Ciudad de México.- El capitán de navío Abraham Jeremías Pérez Ramírez, titular de la Unidad de Protección Portuaria de Altamira, Tamaulipas, fue hallado sin vida el lunes 8 de septiembre en su oficina en el municipio de Altamira. Según reportes, Pérez Ramírez se habría suicidado, aunque las circunstancias exactas de su muerte no han sido detalladas en las fuentes disponibles. Este evento ocurrió poco después de que fuera señalado como uno de los implicados en una red de huachicol fiscal, en la que se le acusaba de recibir sobornos por un monto de 100 mil pesos, según el testimonio de un exdirector de la aduana de Tampico, identificado como testigo colaborador de la Fiscalía General de la República (FGR) bajo el nombre clave «Santo».
La red de huachicol fiscal
Pérez Ramírez fue mencionado en una investigación relacionada con una red de contrabando de combustible que operaba en el puerto de Tampico, liderada presuntamente por el vicealmirante Manuel Roberto Farías Laguna y su hermano, el contralmirante Fernando Farías, sobrinos políticos del exsecretario de Marina, Rafael Ojeda Durán. Esta red fue descubierta tras el decomiso histórico de 10 millones de litros de diésel en marzo de 2025 en Tampico, considerado uno de los mayores aseguramientos de combustible ilícito en la región. La operación involucró a la Secretaría de Marina (Semar), la Secretaría de Seguridad y Protección Ciudadana (SSPC), y la FGR, y resultó en la detención de 14 personas, incluyendo empresarios, marinos en activo, un marino retirado y funcionarios de aduanas.
El exdirector de la aduana de Tampico, ahora testigo protegido, reveló que la red operaba mediante el corrompimiento de personal naval y aduanero, utilizando documentación falsificada para facilitar el trasiego de hidrocarburos.
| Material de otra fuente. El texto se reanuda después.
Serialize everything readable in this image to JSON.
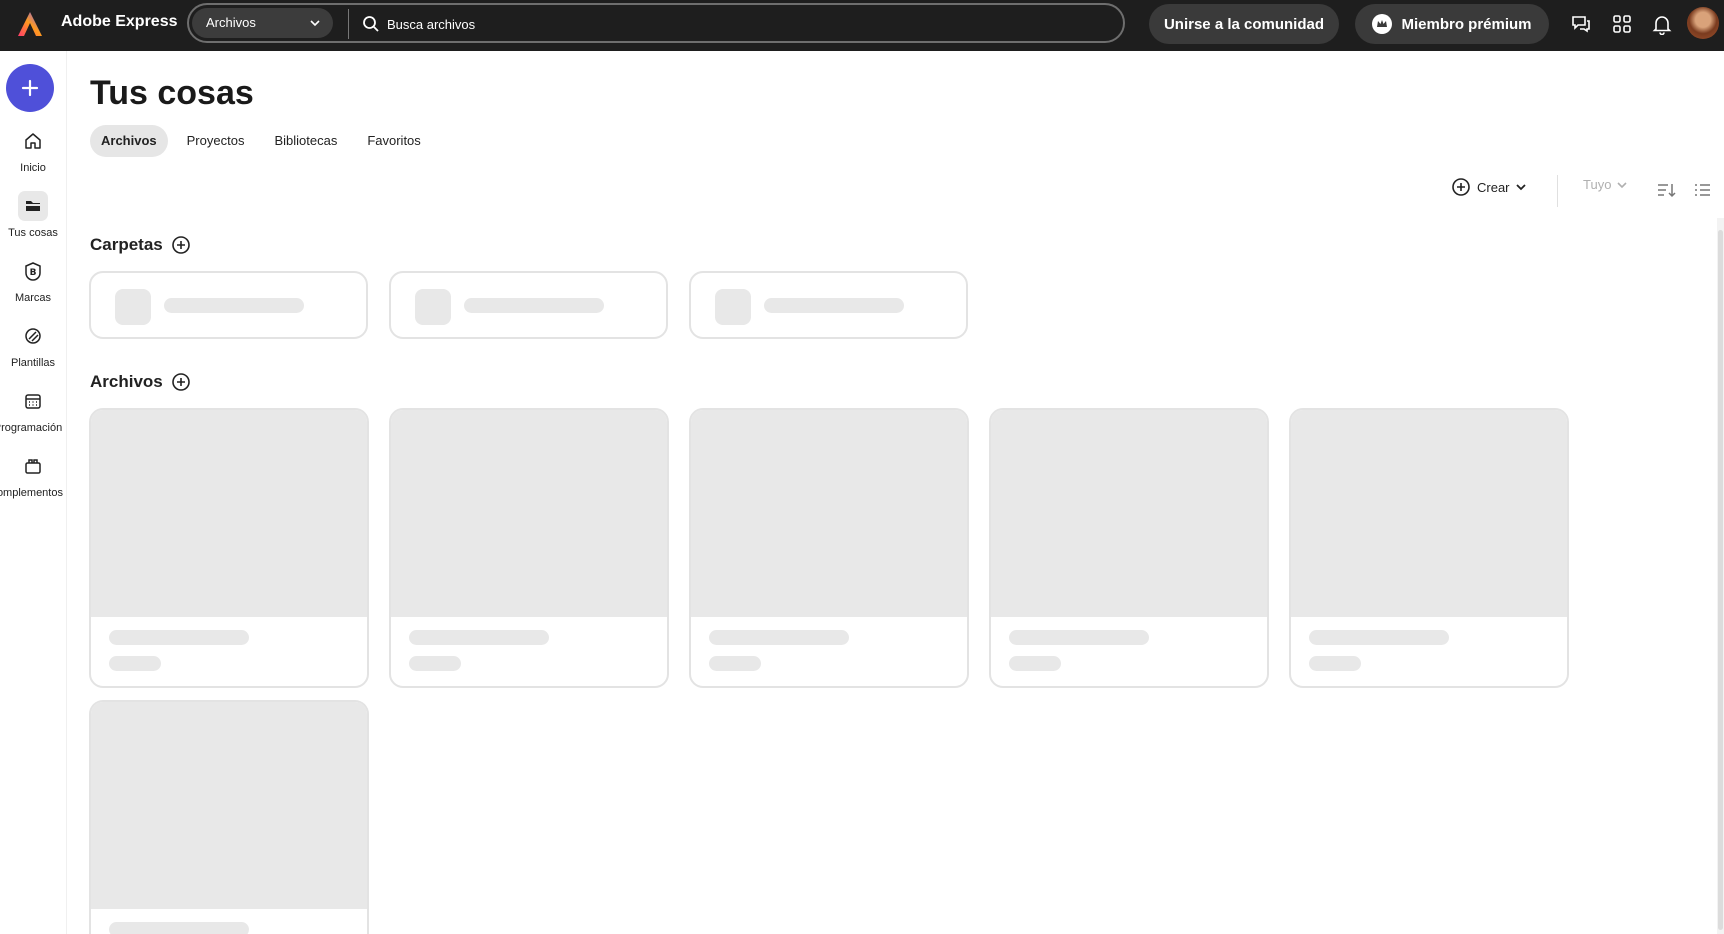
{
  "app": {
    "title": "Adobe Express"
  },
  "search": {
    "scope": "Archivos",
    "placeholder": "Busca archivos"
  },
  "header": {
    "community_label": "Unirse a la comunidad",
    "premium_label": "Miembro prémium"
  },
  "sidebar": {
    "items": [
      {
        "label": "Inicio",
        "icon": "home-icon"
      },
      {
        "label": "Tus cosas",
        "icon": "folder-icon",
        "active": true
      },
      {
        "label": "Marcas",
        "icon": "brand-icon"
      },
      {
        "label": "Plantillas",
        "icon": "templates-icon"
      },
      {
        "label": "Programación",
        "icon": "calendar-icon"
      },
      {
        "label": "Complementos",
        "icon": "addons-icon"
      }
    ]
  },
  "main": {
    "title": "Tus cosas",
    "tabs": [
      {
        "label": "Archivos",
        "active": true
      },
      {
        "label": "Proyectos"
      },
      {
        "label": "Bibliotecas"
      },
      {
        "label": "Favoritos"
      }
    ],
    "toolbar": {
      "create_label": "Crear",
      "owner_filter": "Tuyo"
    },
    "sections": {
      "folders": "Carpetas",
      "files": "Archivos"
    }
  },
  "colors": {
    "topbar": "#1e1e1e",
    "accent": "#4f50d9",
    "skeleton": "#e8e8e8"
  }
}
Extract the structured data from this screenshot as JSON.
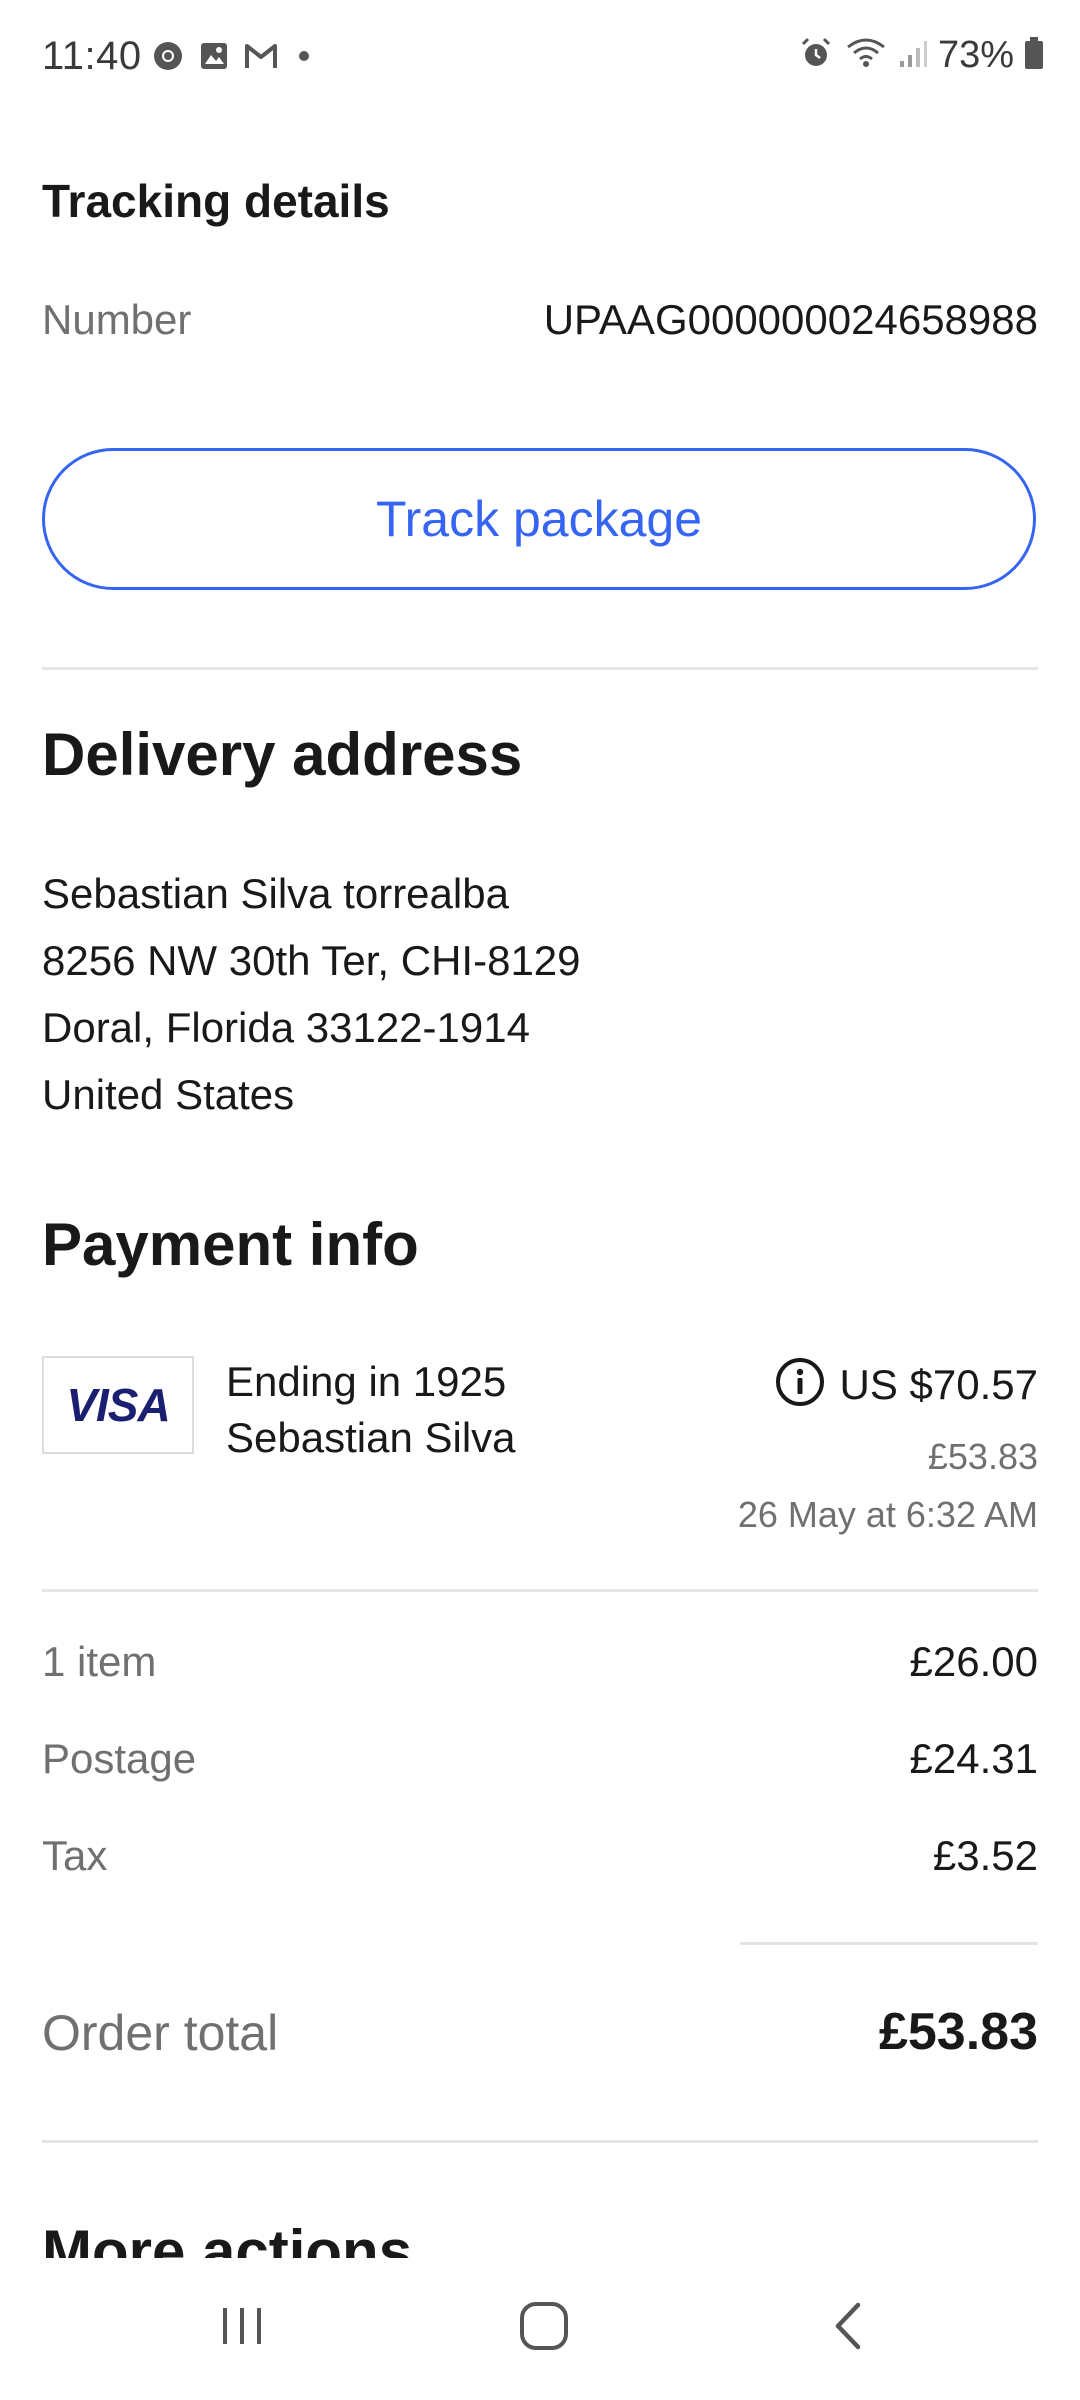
{
  "status_bar": {
    "time": "11:40",
    "left_icons": [
      "chrome-icon",
      "gallery-icon",
      "gmail-icon",
      "notification-dot-icon"
    ],
    "right_icons": [
      "alarm-icon",
      "wifi-icon",
      "signal-icon"
    ],
    "battery": "73%"
  },
  "tracking": {
    "title": "Tracking details",
    "number_label": "Number",
    "number_value": "UPAAG000000024658988",
    "track_button": "Track package"
  },
  "delivery": {
    "title": "Delivery address",
    "lines": [
      "Sebastian Silva torrealba",
      "8256 NW 30th Ter, CHI-8129",
      "Doral, Florida 33122-1914",
      "United States"
    ]
  },
  "payment": {
    "title": "Payment info",
    "card_brand": "VISA",
    "card_ending": "Ending in 1925",
    "card_holder": "Sebastian Silva",
    "amount_usd": "US $70.57",
    "amount_gbp": "£53.83",
    "date": "26 May at 6:32 AM",
    "info_icon": "info-icon"
  },
  "summary": {
    "rows": [
      {
        "label": "1 item",
        "value": "£26.00"
      },
      {
        "label": "Postage",
        "value": "£24.31"
      },
      {
        "label": "Tax",
        "value": "£3.52"
      }
    ],
    "total_label": "Order total",
    "total_value": "£53.83"
  },
  "more_actions": {
    "title": "More actions"
  },
  "nav_bar": {
    "buttons": [
      "recents-icon",
      "home-icon",
      "back-icon"
    ]
  },
  "colors": {
    "accent": "#3665f3",
    "text": "#191919",
    "muted": "#707070",
    "visa": "#1a1f71"
  }
}
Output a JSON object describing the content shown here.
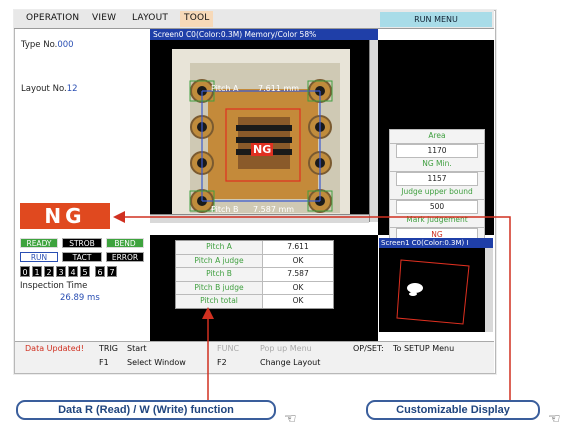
{
  "menu": {
    "items": [
      "OPERATION",
      "VIEW",
      "LAYOUT",
      "TOOL"
    ],
    "run_menu": "RUN MENU"
  },
  "left": {
    "type_label": "Type No.",
    "type_value": "000",
    "layout_label": "Layout No.",
    "layout_value": "12",
    "result": "NG",
    "status": [
      "READY",
      "STROB",
      "BEND",
      "RUN",
      "TACT",
      "ERROR"
    ],
    "channels": [
      "0",
      "1",
      "2",
      "3",
      "4",
      "5",
      "6",
      "7"
    ],
    "inspection_label": "Inspection Time",
    "inspection_value": "26.89 ms"
  },
  "main_view": {
    "title": "Screen0 C0(Color:0.3M) Memory/Color 58%",
    "pitch_a_label": "Pitch A",
    "pitch_a_value": "7.611 mm",
    "pitch_b_label": "Pitch B",
    "pitch_b_value": "7.587 mm",
    "ng_tag": "NG"
  },
  "right_table": [
    {
      "label": "Area",
      "value": "1170"
    },
    {
      "label": "NG Min.",
      "value": "1157"
    },
    {
      "label": "Judge upper bound",
      "value": "500"
    },
    {
      "label": "Mark judgement",
      "value": "NG"
    }
  ],
  "bottom_table": [
    {
      "label": "Pitch A",
      "value": "7.611"
    },
    {
      "label": "Pitch A judge",
      "value": "OK"
    },
    {
      "label": "Pitch B",
      "value": "7.587"
    },
    {
      "label": "Pitch B judge",
      "value": "OK"
    },
    {
      "label": "Pitch total",
      "value": "OK"
    }
  ],
  "sub_view": {
    "title": "Screen1 C0(Color:0.3M) I"
  },
  "footer": {
    "data_updated": "Data Updated!",
    "trig_key": "TRIG",
    "trig_action": "Start",
    "func_key": "FUNC",
    "func_action": "Pop up Menu",
    "op_key": "OP/SET:",
    "op_action": "To SETUP Menu",
    "f1_key": "F1",
    "f1_action": "Select Window",
    "f2_key": "F2",
    "f2_action": "Change Layout"
  },
  "callouts": {
    "left": "Data R (Read) / W (Write) function",
    "right": "Customizable Display"
  },
  "colors": {
    "accent_red": "#d03020",
    "title_blue": "#1f3fa8",
    "status_green": "#3ea33e",
    "callout_blue": "#3a5e9c"
  }
}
Según su testimonio, cada buque implicado en el contrabando pagaba una «cuota» de 1.7 millones de pesos en sobornos, de los cuales Pérez Ramírez habría recibido una parte. A pesar de ser señalado, no existía una orden de aprehensión en su contra al momento de su muerte.
Investigación en curso
La investigación, iniciada hace dos años tras una denuncia del propio exsecretario de Marina, Rafael Ojeda, ha destapado una estructura criminal que involucra a empresarios, agentes aduanales y servidores públicos. Además de las detenciones, se han asegurado cuentas bancarias, propiedades y vehículos, y se han bloqueado 20 personas físicas y morales vinculadas a la red. Las autoridades, encabezadas por el secretario de Seguridad, Omar García Harfuch, y el fiscal general, Alejandro Gertz Manero, han indicado que las pesquisas continúan y que se esperan más detenciones, ya que algunos implicados, como el contralmirante Fernando Farías, permanecen prófugos.
Eventos relacionados
El caso también está vinculado a los asesinatos del contralmirante Fernando Rubén Guerrero Alcántar y Magaly Janet Nava Ramos, ocurridos en noviembre y octubre de 2024, respectivamente. Guerrero Alcántar, exdirector general de Recaudación de Aduanas, había denunciado en una carta dirigida a Rafael Ojeda las operaciones ilícitas de los hermanos Farías, lo que pudo haber motivado su ejecución en Manzanillo, Colima. La FGR relaciona estos crímenes con la red de huachicol fiscal, sugiriendo la posible participación de personal de la Semar o allegados en los homicidios.
La muerte de Pérez Ramírez, catalogada como suicidio, añade un capítulo más a este escándalo que ha sacudido a la Secretaría de Marina y a otras instituciones mexicanas. La Semar ha reiterado su política de «cero tolerancia» a la corrupción, mientras que el gobierno federal, bajo la administración de Claudia Sheinbaum, ha enfatizado su compromiso con el combate a la impunidad y la corrupción. Sin embargo, la magnitud de la red y la implicación de altos mandos navales y funcionarios públicos han generado cuestionamientos sobre la profundidad de la corrupción en las instituciones encargadas de la seguridad y la administración portuaria.